Household financial stress is up on rising concerns over monthly household expenses. There’s also a growing economic divide between low & high-income earners, jobless & employed, and fewer Australians believe now is a good time to buy a home.

The financial fallout of COVID-19 has been as challenging as the health risks, but the stress and hardship arising from the pandemic has not been the same for all Australians. The NAB Household Financial Stress Index lifted again in Q2 driven by rising concerns over food & necessities, utility bills, credit card repayments and other monthly household expenses.

A growing economic divide between low & high-income earners

But, there is a growing economic divide as financial stress rose among lower income groups but fell for high income earners, with the gap now at its widest point since Q1 2020. This may in part reflect changing assistance measures and disproportionate impacts of lockdowns and other COVID restrictions on some in the community.

Lower income earners were more concerned across all financial stress metrics.
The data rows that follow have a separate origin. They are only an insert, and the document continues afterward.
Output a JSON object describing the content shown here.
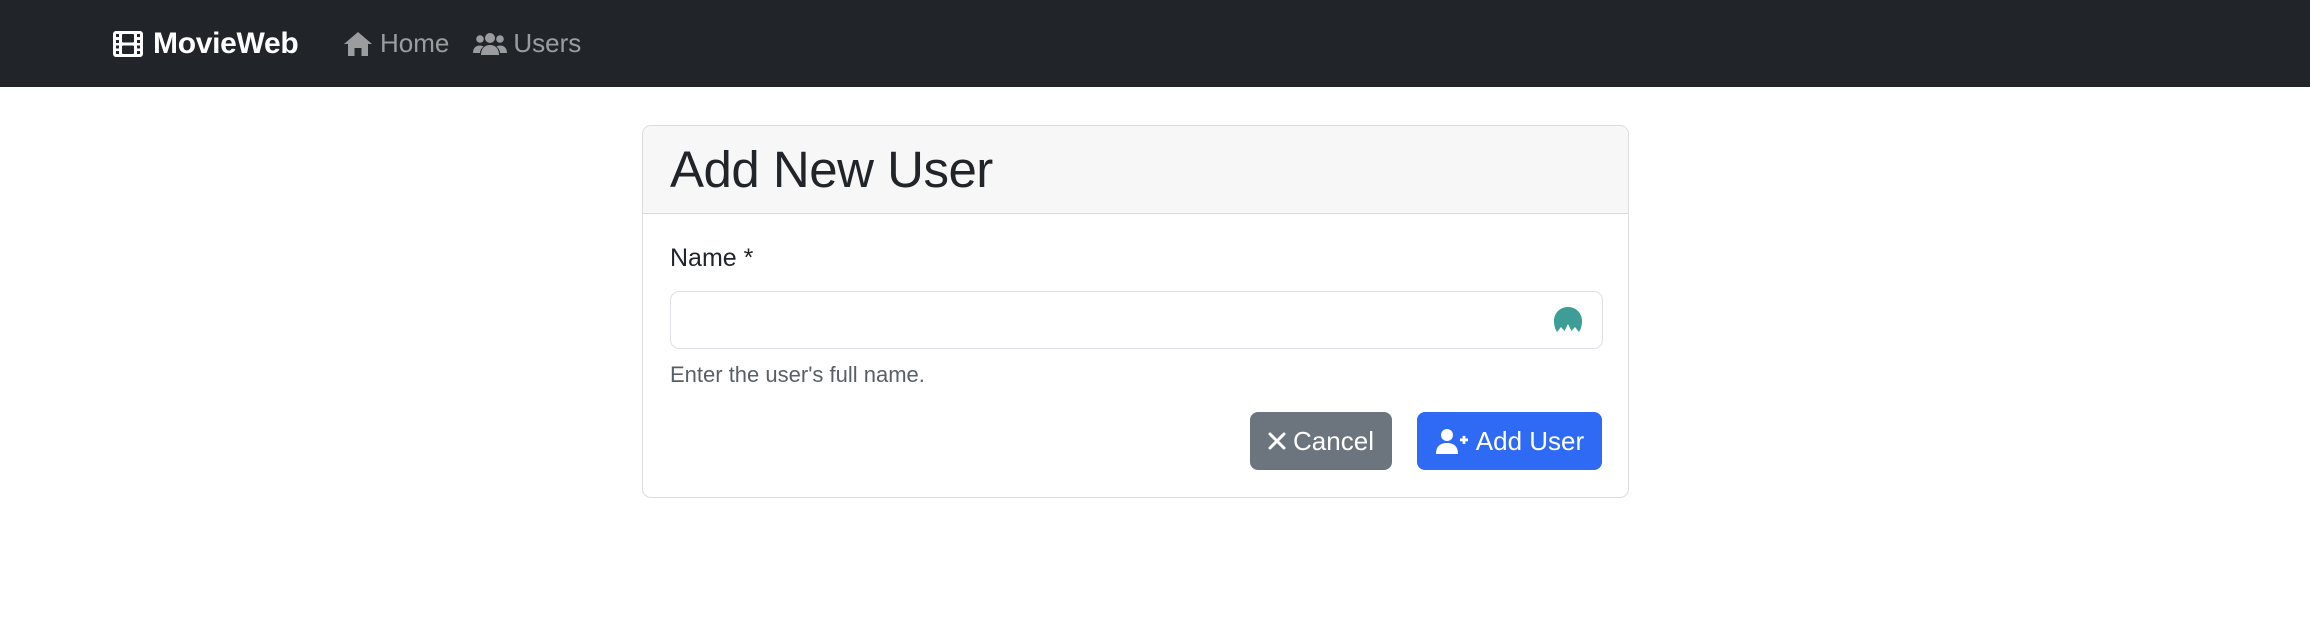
{
  "navbar": {
    "brand": "MovieWeb",
    "brand_icon": "film-icon",
    "links": [
      {
        "label": "Home",
        "icon": "home-icon"
      },
      {
        "label": "Users",
        "icon": "users-icon"
      }
    ],
    "background": "#212529"
  },
  "form": {
    "title": "Add New User",
    "name_label": "Name *",
    "name_value": "",
    "name_placeholder": "",
    "help_text": "Enter the user's full name.",
    "cancel_label": "Cancel",
    "cancel_icon": "close-icon",
    "submit_label": "Add User",
    "submit_icon": "user-plus-icon",
    "input_extension_icon": "password-manager-icon"
  },
  "colors": {
    "primary": "#2f6af5",
    "secondary": "#6c757d",
    "extension_icon": "#3e9e97"
  }
}
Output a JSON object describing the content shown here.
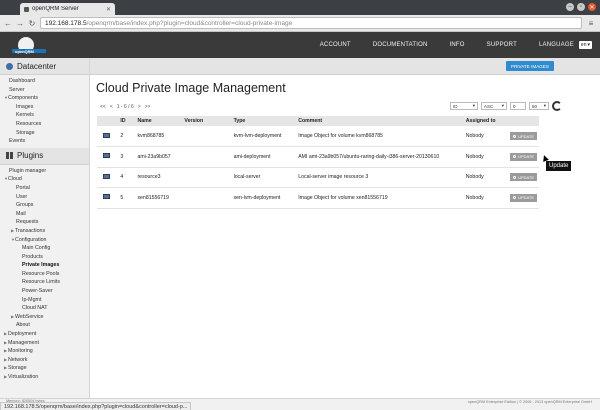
{
  "browser": {
    "tab_title": "openQRM Server",
    "address_host": "192.168.178.5",
    "address_path": "/openqrm/base/index.php?plugin=cloud&controller=cloud-private-image",
    "status_url": "192.168.178.5/openqrm/base/index.php?plugin=cloud&controller=cloud-p..."
  },
  "header": {
    "logo_text": "openQRM",
    "nav": [
      "ACCOUNT",
      "DOCUMENTATION",
      "INFO",
      "SUPPORT",
      "LANGUAGE"
    ],
    "language_value": "en"
  },
  "sidebar": {
    "datacenter_title": "Datacenter",
    "datacenter_items": [
      {
        "label": "Dashboard",
        "level": 0
      },
      {
        "label": "Server",
        "level": 0
      },
      {
        "label": "Components",
        "level": 0,
        "open": true
      },
      {
        "label": "Images",
        "level": 1
      },
      {
        "label": "Kernels",
        "level": 1
      },
      {
        "label": "Resources",
        "level": 1
      },
      {
        "label": "Storage",
        "level": 1
      },
      {
        "label": "Events",
        "level": 0
      }
    ],
    "plugins_title": "Plugins",
    "plugin_items": [
      {
        "label": "Plugin manager",
        "level": 0
      },
      {
        "label": "Cloud",
        "level": 0,
        "open": true
      },
      {
        "label": "Portal",
        "level": 1
      },
      {
        "label": "User",
        "level": 1
      },
      {
        "label": "Groups",
        "level": 1
      },
      {
        "label": "Mail",
        "level": 1
      },
      {
        "label": "Requests",
        "level": 1
      },
      {
        "label": "Transactions",
        "level": 1,
        "closed": true
      },
      {
        "label": "Configuration",
        "level": 1,
        "open": true
      },
      {
        "label": "Main Config",
        "level": 2
      },
      {
        "label": "Products",
        "level": 2
      },
      {
        "label": "Private Images",
        "level": 2,
        "active": true
      },
      {
        "label": "Resource Pools",
        "level": 2
      },
      {
        "label": "Resource Limits",
        "level": 2
      },
      {
        "label": "Power-Saver",
        "level": 2
      },
      {
        "label": "Ip-Mgmt",
        "level": 2
      },
      {
        "label": "Cloud NAT",
        "level": 2
      },
      {
        "label": "WebService",
        "level": 1,
        "closed": true
      },
      {
        "label": "About",
        "level": 1
      },
      {
        "label": "Deployment",
        "level": 0,
        "closed": true
      },
      {
        "label": "Management",
        "level": 0,
        "closed": true
      },
      {
        "label": "Monitoring",
        "level": 0,
        "closed": true
      },
      {
        "label": "Network",
        "level": 0,
        "closed": true
      },
      {
        "label": "Storage",
        "level": 0,
        "closed": true
      },
      {
        "label": "Virtualization",
        "level": 0,
        "closed": true
      }
    ]
  },
  "main": {
    "private_images_button": "PRIVATE IMAGES",
    "title": "Cloud Private Image Management",
    "pager": {
      "first": "<<",
      "prev": "<",
      "info": "1 - 6 / 6",
      "next": ">",
      "last": ">>"
    },
    "sort_field": "ID",
    "sort_order": "ASC",
    "offset": "0",
    "limit": "50",
    "table": {
      "columns": [
        "",
        "ID",
        "Name",
        "Version",
        "Type",
        "Comment",
        "Assigned to",
        ""
      ],
      "rows": [
        {
          "id": "2",
          "name": "kvm868785",
          "version": "",
          "type": "kvm-lvm-deployment",
          "comment": "Image Object for volume kvm868785",
          "assigned": "Nobody",
          "action": "UPDATE"
        },
        {
          "id": "3",
          "name": "ami-23a9b057",
          "version": "",
          "type": "ami-deployment",
          "comment": "AMI ami-23a9b057/ubuntu-raring-daily-i386-server-20130610",
          "assigned": "Nobody",
          "action": "UPDATE"
        },
        {
          "id": "4",
          "name": "resource3",
          "version": "",
          "type": "local-server",
          "comment": "Local-server image resource 3",
          "assigned": "Nobody",
          "action": "UPDATE"
        },
        {
          "id": "5",
          "name": "xen81556719",
          "version": "",
          "type": "xen-lvm-deployment",
          "comment": "Image Object for volume xen81556719",
          "assigned": "Nobody",
          "action": "UPDATE"
        }
      ]
    },
    "tooltip": "Update"
  },
  "footer": {
    "memory": "Memory: 820504 bytes",
    "copyright": "openQRM Enterprise Edition | © 2006 - 2013 openQRM Enterprise GmbH"
  }
}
Stress also remains highest for the unemployed and for residents in NSW and VIC.

For some Australians, savings have gone up during the pandemic as there have been less opportunities to spend in some areas. In particular, higher-income groups appear to have accumulated more savings than in previous years.

For those in a lower income bracket, a drop in income has caused savings to decline and debt to rise. In Q2, in net balance terms, savings fell for 45% of low-income earners and debt rose for 10%.

This compares to just 3% of high-income earners who saw their savings fall, while debt levels fell rather than rose for 19%. Loans from family and friends contribute most to debt stress, followed by pay day loans.

Financial hardship rising & interest in homeownership falling

The number of people who experienced some form of financial hardship also rose (for the third straight quarter), particularly among lower income earners and the unemployed. Financial hardship remains highest for Australians who lost their main source of income because of COVID.

Not having enough money for an emergency is the most common cause of hardship. With house prices continuing to rise, the number of Australians who thought now was a good time to buy a home fell, along with intentions to buy over the next year.

Financial stress can impact mental health by creating anxiety and uncertainty in people’s lives. This can create a vicious cycle impacting their ability to take action to improve their financial wellbeing.